Idly tabulating the string of idiotic mistakes Phillipa Drew had made in her half-baked attempt to defraud his company, Damien didn’t bother to look up when his door was pushed open and Martha announced his unexpected visitor.
‘Sit!’ He kept his eyes glued to his computer screen. Every detail of his body language suggested the contempt of a man whose mind had already been made up.
With her nerves unravelling at a pace, Violet slunk into the leather chair directly in front of him. She wished she could direct her eyes to some other, less forbidding part of the gigantic room, but she was driven to stare at the man in front of her.
‘He’s a pig,’ Phillipa had said, when Violet had offhandedly asked her what Damien Carver was like. Violet had immediately pictured someone short, fat, aggressive and unpleasant. Someone, literally, porcine in appearance.
Nothing had prepared her for the sight of one of the most beautiful men she had ever seen in her life.
Raven-black hair was swept away from a face, the lines and contours of which were finely chiselled. His unsmiling mouth filled her with cold fear but, in a strangely detached way, she was more than aware of its sensual curve. She couldn’t see the details of his physique, but she saw enough to realise that he was muscular and lean. He must have some foreign blood in him, she thought, because his skin was burnished gold. He made her mouth go dry and she attempted to gather her scattered wits before he raised his eyes to look at her.

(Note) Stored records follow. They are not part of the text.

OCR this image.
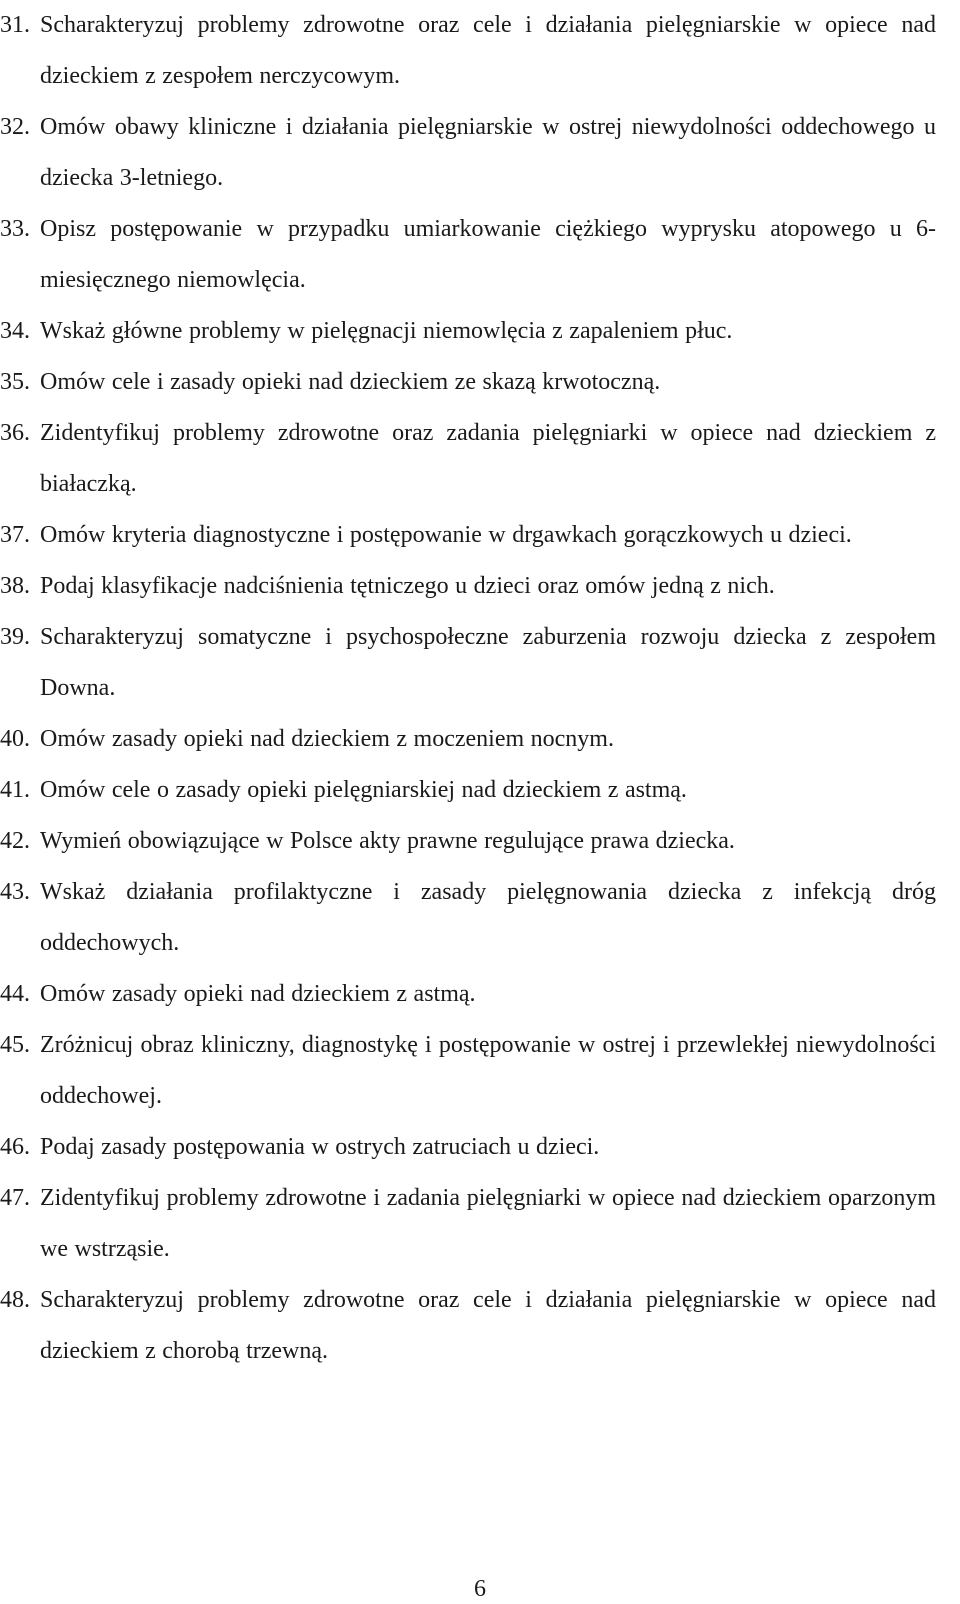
31. Scharakteryzuj problemy zdrowotne oraz cele i działania pielęgniarskie w opiece nad dzieckiem z zespołem nerczycowym.
32. Omów obawy kliniczne i działania pielęgniarskie w ostrej niewydolności oddechowego u dziecka 3-letniego.
33. Opisz postępowanie w przypadku umiarkowanie ciężkiego wyprysku atopowego u 6-miesięcznego niemowlęcia.
34. Wskaż główne problemy w pielęgnacji niemowlęcia z zapaleniem płuc.
35. Omów cele i zasady opieki nad dzieckiem ze skazą krwotoczną.
36. Zidentyfikuj problemy zdrowotne oraz zadania pielęgniarki w opiece nad dzieckiem z białaczką.
37. Omów kryteria diagnostyczne i postępowanie w drgawkach gorączkowych u dzieci.
38. Podaj klasyfikacje nadciśnienia tętniczego u dzieci oraz omów jedną z nich.
39. Scharakteryzuj somatyczne i psychospołeczne zaburzenia rozwoju dziecka z zespołem Downa.
40. Omów zasady opieki nad dzieckiem z moczeniem nocnym.
41. Omów cele o zasady opieki pielęgniarskiej nad dzieckiem z astmą.
42. Wymień obowiązujące w Polsce akty prawne regulujące prawa dziecka.
43. Wskaż działania profilaktyczne i zasady pielęgnowania dziecka z infekcją dróg oddechowych.
44. Omów zasady opieki nad dzieckiem z astmą.
45. Zróżnicuj obraz kliniczny, diagnostykę i postępowanie w ostrej i przewlekłej niewydolności oddechowej.
46. Podaj zasady postępowania w ostrych zatruciach u dzieci.
47. Zidentyfikuj problemy zdrowotne i zadania pielęgniarki w opiece nad dzieckiem oparzonym we wstrząsie.
48. Scharakteryzuj problemy zdrowotne oraz cele i działania pielęgniarskie w opiece nad dzieckiem z chorobą trzewną.
6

When he finally did turn his attention to her, she was pinned to the chair by navy-blue eyes that could have frozen water.
Damien looked at her for a long time in perfect silence before saying, in a voice that matched his glacial eyes, ‘And who the hell are you?’
Certainly not the woman he had been expecting. Phillipa Drew was tall, slim, blonde and wore the air of some of the women he had dated in the past—an expression of smug awareness that she had been gifted with an abundance of pulling power.